El suceso del patio, primera parte


El suceso del patio.

Primera parte.

19 de Junio de 2012

Después de un turno de trabajo (ocho días), terminamos los trabajos de geofísica pendientes en el proyecto Choja Sur, con un día de antelación. Subimos temprano a la zona de investigación a revisar equipos y recoger para posteriormente dirigirnos al hotel, descargar y pasar la tarde en Iquique.  Allí comemos en el restaurante “El Español”. Yo me pido un pescado frito rebozado con patatas revueltas y picamos algo de gambas ecuatorianas (camarones los llaman aquí) y calamares en una salsa extraña. La comida es excelente y mientras comemos vemos el partido de la Eurocopa Francia versus Suecia, donde los suecos ganan dos a cero.

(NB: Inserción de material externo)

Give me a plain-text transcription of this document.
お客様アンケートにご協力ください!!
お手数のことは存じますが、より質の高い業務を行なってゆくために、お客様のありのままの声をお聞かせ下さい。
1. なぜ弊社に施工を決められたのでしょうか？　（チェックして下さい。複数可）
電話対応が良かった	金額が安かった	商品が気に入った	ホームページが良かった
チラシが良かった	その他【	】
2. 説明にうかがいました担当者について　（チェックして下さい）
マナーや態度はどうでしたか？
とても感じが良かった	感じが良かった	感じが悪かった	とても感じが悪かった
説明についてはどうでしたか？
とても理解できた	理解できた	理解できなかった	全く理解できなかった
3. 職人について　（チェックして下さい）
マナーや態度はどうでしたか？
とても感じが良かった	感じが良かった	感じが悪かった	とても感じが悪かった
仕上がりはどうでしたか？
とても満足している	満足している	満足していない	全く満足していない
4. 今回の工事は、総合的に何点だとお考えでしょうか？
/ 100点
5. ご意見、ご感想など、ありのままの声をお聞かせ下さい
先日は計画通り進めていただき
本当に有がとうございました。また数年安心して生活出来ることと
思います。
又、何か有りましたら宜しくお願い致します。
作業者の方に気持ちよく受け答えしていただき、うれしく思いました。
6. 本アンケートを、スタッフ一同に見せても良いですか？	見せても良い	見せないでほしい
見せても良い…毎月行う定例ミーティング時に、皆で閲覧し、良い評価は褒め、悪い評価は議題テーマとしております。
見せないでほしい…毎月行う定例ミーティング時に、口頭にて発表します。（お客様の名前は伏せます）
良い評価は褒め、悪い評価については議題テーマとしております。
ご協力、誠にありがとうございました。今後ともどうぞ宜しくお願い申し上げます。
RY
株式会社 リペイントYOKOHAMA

Tras el partido pasamos un momento por un centro comercial para hacer unas compras y de vuelta al hotel donde preparamos los equipos para su posterior traslado a Santiago.

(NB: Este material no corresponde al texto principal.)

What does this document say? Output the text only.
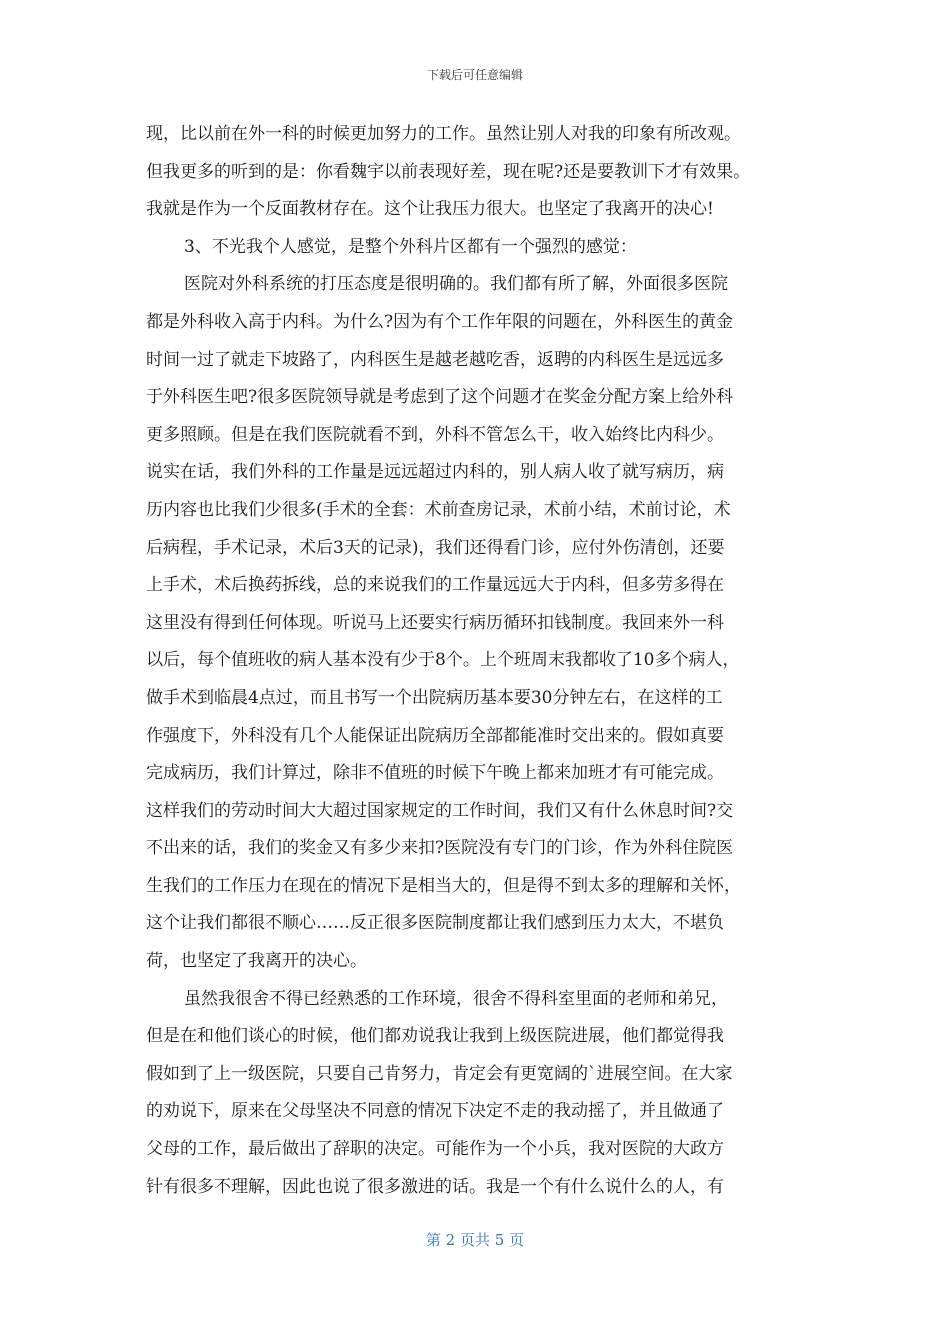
下载后可任意编辑
现，比以前在外一科的时候更加努力的工作。虽然让别人对我的印象有所改观。
但我更多的听到的是：你看魏宇以前表现好差，现在呢?还是要教训下才有效果。
我就是作为一个反面教材存在。这个让我压力很大。也坚定了我离开的决心!
3、不光我个人感觉，是整个外科片区都有一个强烈的感觉：
医院对外科系统的打压态度是很明确的。我们都有所了解，外面很多医院
都是外科收入高于内科。为什么?因为有个工作年限的问题在，外科医生的黄金
时间一过了就走下坡路了，内科医生是越老越吃香，返聘的内科医生是远远多
于外科医生吧?很多医院领导就是考虑到了这个问题才在奖金分配方案上给外科
更多照顾。但是在我们医院就看不到，外科不管怎么干，收入始终比内科少。
说实在话，我们外科的工作量是远远超过内科的，别人病人收了就写病历，病
历内容也比我们少很多(手术的全套：术前查房记录，术前小结，术前讨论，术
后病程，手术记录，术后3天的记录)，我们还得看门诊，应付外伤清创，还要
上手术，术后换药拆线，总的来说我们的工作量远远大于内科，但多劳多得在
这里没有得到任何体现。听说马上还要实行病历循环扣钱制度。我回来外一科
以后，每个值班收的病人基本没有少于8个。上个班周末我都收了10多个病人，
做手术到临晨4点过，而且书写一个出院病历基本要30分钟左右，在这样的工
作强度下，外科没有几个人能保证出院病历全部都能准时交出来的。假如真要
完成病历，我们计算过，除非不值班的时候下午晚上都来加班才有可能完成。
这样我们的劳动时间大大超过国家规定的工作时间，我们又有什么休息时间?交
不出来的话，我们的奖金又有多少来扣?医院没有专门的门诊，作为外科住院医
生我们的工作压力在现在的情况下是相当大的，但是得不到太多的理解和关怀，
这个让我们都很不顺心……反正很多医院制度都让我们感到压力太大，不堪负
荷，也坚定了我离开的决心。
虽然我很舍不得已经熟悉的工作环境，很舍不得科室里面的老师和弟兄，
但是在和他们谈心的时候，他们都劝说我让我到上级医院进展，他们都觉得我
假如到了上一级医院，只要自己肯努力，肯定会有更宽阔的`进展空间。在大家
的劝说下，原来在父母坚决不同意的情况下决定不走的我动摇了，并且做通了
父母的工作，最后做出了辞职的决定。可能作为一个小兵，我对医院的大政方
针有很多不理解，因此也说了很多激进的话。我是一个有什么说什么的人，有
第 2 页共 5 页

Cuando llego al hotel observo que el hombre mayor de un grupo de americanos está junto a un componente del grupo bebiendo Jacks Daniels viendo la televisión en la zona de recreación del hotel. De momento nada raro.

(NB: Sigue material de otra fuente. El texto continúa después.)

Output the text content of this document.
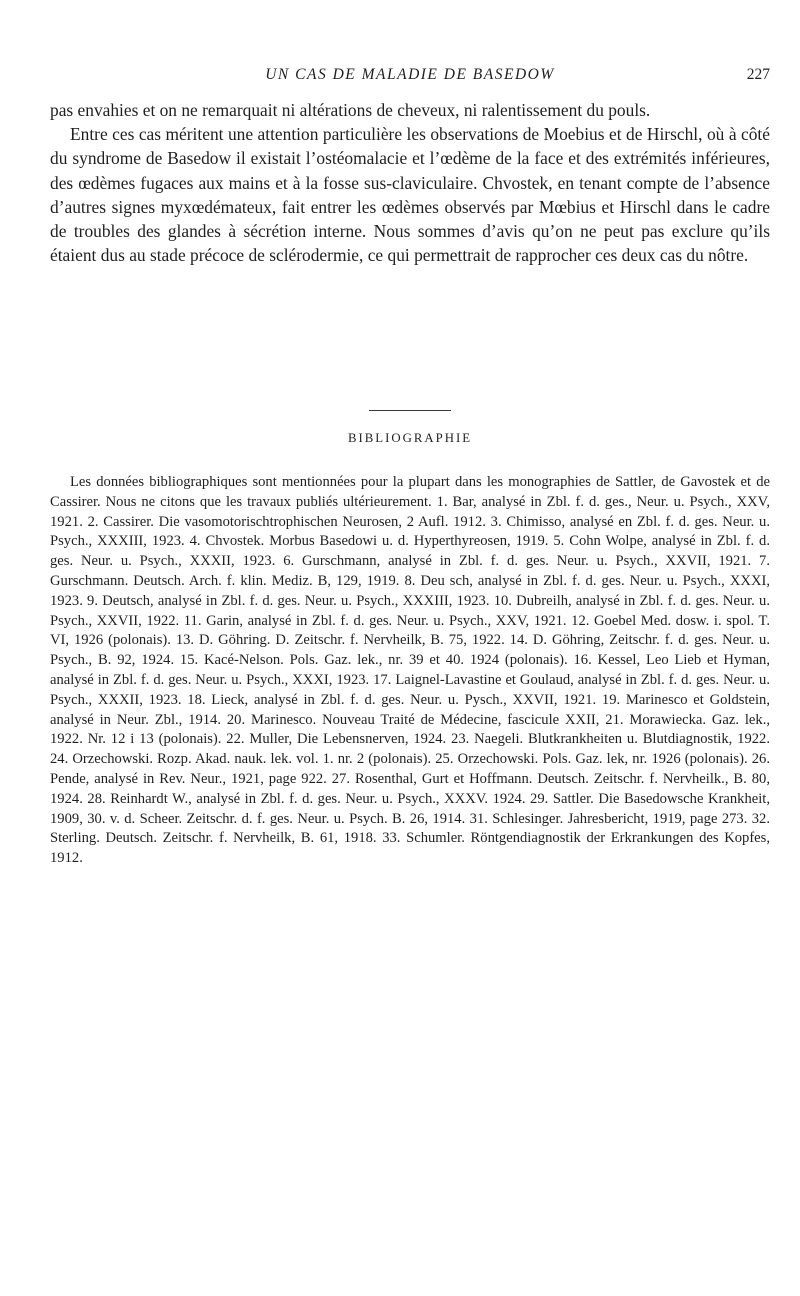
UN CAS DE MALADIE DE BASEDOW	227

pas envahies et on ne remarquait ni altérations de cheveux, ni ralentissement du pouls.

Entre ces cas méritent une attention particulière les observations de Moebius et de Hirschl, où à côté du syndrome de Basedow il existait l’ostéomalacie et l’œdème de la face et des extrémités inférieures, des œdèmes fugaces aux mains et à la fosse sus-claviculaire. Chvostek, en tenant compte de l’absence d’autres signes myxœdémateux, fait entrer les œdèmes observés par Mœbius et Hirschl dans le cadre de troubles des glandes à sécrétion interne. Nous sommes d’avis qu’on ne peut pas exclure qu’ils étaient dus au stade précoce de sclérodermie, ce qui permettrait de rapprocher ces deux cas du nôtre.

BIBLIOGRAPHIE

Les données bibliographiques sont mentionnées pour la plupart dans les monographies de Sattler, de Gavostek et de Cassirer. Nous ne citons que les travaux publiés ultérieurement. 1. Bar, analysé in Zbl. f. d. ges., Neur. u. Psych., XXV, 1921. 2. Cassirer. Die vasomotorischtrophischen Neurosen, 2 Aufl. 1912. 3. Chimisso, analysé en Zbl. f. d. ges. Neur. u. Psych., XXXIII, 1923. 4. Chvostek. Morbus Basedowi u. d. Hyperthyreosen, 1919. 5. Cohn Wolpe, analysé in Zbl. f. d. ges. Neur. u. Psych., XXXII, 1923. 6. Gurschmann, analysé in Zbl. f. d. ges. Neur. u. Psych., XXVII, 1921. 7. Gurschmann. Deutsch. Arch. f. klin. Mediz. B, 129, 1919. 8. Deu sch, analysé in Zbl. f. d. ges. Neur. u. Psych., XXXI, 1923. 9. Deutsch, analysé in Zbl. f. d. ges. Neur. u. Psych., XXXIII, 1923. 10. Dubreilh, analysé in Zbl. f. d. ges. Neur. u. Psych., XXVII, 1922. 11. Garin, analysé in Zbl. f. d. ges. Neur. u. Psych., XXV, 1921. 12. Goebel Med. dosw. i. spol. T. VI, 1926 (polonais). 13. D. Göhring. D. Zeitschr. f. Nervheilk, B. 75, 1922. 14. D. Göhring, Zeitschr. f. d. ges. Neur. u. Psych., B. 92, 1924. 15. Kacé-Nelson. Pols. Gaz. lek., nr. 39 et 40. 1924 (polonais). 16. Kessel, Leo Lieb et Hyman, analysé in Zbl. f. d. ges. Neur. u. Psych., XXXI, 1923. 17. Laignel-Lavastine et Goulaud, analysé in Zbl. f. d. ges. Neur. u. Psych., XXXII, 1923. 18. Lieck, analysé in Zbl. f. d. ges. Neur. u. Pysch., XXVII, 1921. 19. Marinesco et Goldstein, analysé in Neur. Zbl., 1914. 20. Marinesco. Nouveau Traité de Médecine, fascicule XXII, 21. Morawiecka. Gaz. lek., 1922. Nr. 12 i 13 (polonais). 22. Muller, Die Lebensnerven, 1924. 23. Naegeli. Blutkrankheiten u. Blutdiagnostik, 1922. 24. Orzechowski. Rozp. Akad. nauk. lek. vol. 1. nr. 2 (polonais). 25. Orzechowski. Pols. Gaz. lek, nr. 1926 (polonais). 26. Pende, analysé in Rev. Neur., 1921, page 922. 27. Rosenthal, Gurt et Hoffmann. Deutsch. Zeitschr. f. Nervheilk., B. 80, 1924. 28. Reinhardt W., analysé in Zbl. f. d. ges. Neur. u. Psych., XXXV. 1924. 29. Sattler. Die Basedowsche Krankheit, 1909, 30. v. d. Scheer. Zeitschr. d. f. ges. Neur. u. Psych. B. 26, 1914. 31. Schlesinger. Jahresbericht, 1919, page 273. 32. Sterling. Deutsch. Zeitschr. f. Nervheilk, B. 61, 1918. 33. Schumler. Röntgendiagnostik der Erkrankungen des Kopfes, 1912.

Desde que llegamos a este turno, hemos coincidido en el hotel con un grupo de jóvenes, chicos y chicas, de entre veinticinco y treinta y algún años acompañados por un hombre mayor de más de setenta. En broma, mi compañero Mario y yo les llamábamos “La Secta”. El grupo de americanos nos ha fastidiado bastante pues nosotros nos levantábamos todos los días a las 5.30 de la mañana y algunas noches ellos estaban jugando a cartas y bebiendo hasta las dos o tres de la madrugada en un patio, donde se escucha todo.
Ah!! No he dicho todavía que estoy recluido ahora mismo en mi habitación, sin poder salir y escribiendo estas líneas esperando que de un momento a otro entre un Carabinero chileno en mi habitación. Pero ya lo contaré más adelante.

Justo antes de que los muchachos y Mario vinieran a mi habitación a recoger las cajas para guardar los equipos y trasladarlos, estaba en mi habitación haciendo la maleta. De repente, he escuchado un ruido muy fuerte, de un golpe, una caída, algo estruendoso. Justo después oigo que mi compañero Mario sale de su habitación y pregunta en inglés si está todo bien y si necesitan ayuda. Desde mi habitación escucho al grupo de americanos hablando entre ellos algo alterados y un chico contesta en español a Mario, con un fuerte acento yanqui, que todo va bien y alcanzo a escuchar la palabra “ahorita”.

Llegan los muchachos y cambiamos las cajas de transporte y equipos a otra habitación. Al bajar las escaleras veo unas chicas llorando, otros con mala cara y todos mirando a una misma dirección. La directora del hotel se encuentra allí también. Miro en esa dirección y me encuentro a dos tipos en cuclillas atendiendo al hombre mayor que está tumbado, con la cara muy roja, sin moverse. Una cara muy mala.

Oigo pasos, creo que vienen a por mí. Oigo que vienen a mi habitación…Llaman a la puerta.

jueves, 21 de junio de 2012

Leones marinos en Coquimbo...

Lunes 11 de Junio de 2012.

Ayer regresé de un proyecto cerca de Vallenar y mañana me voy otra vez a Pozo Almonte, cerca de Iquique, donde las salitreras.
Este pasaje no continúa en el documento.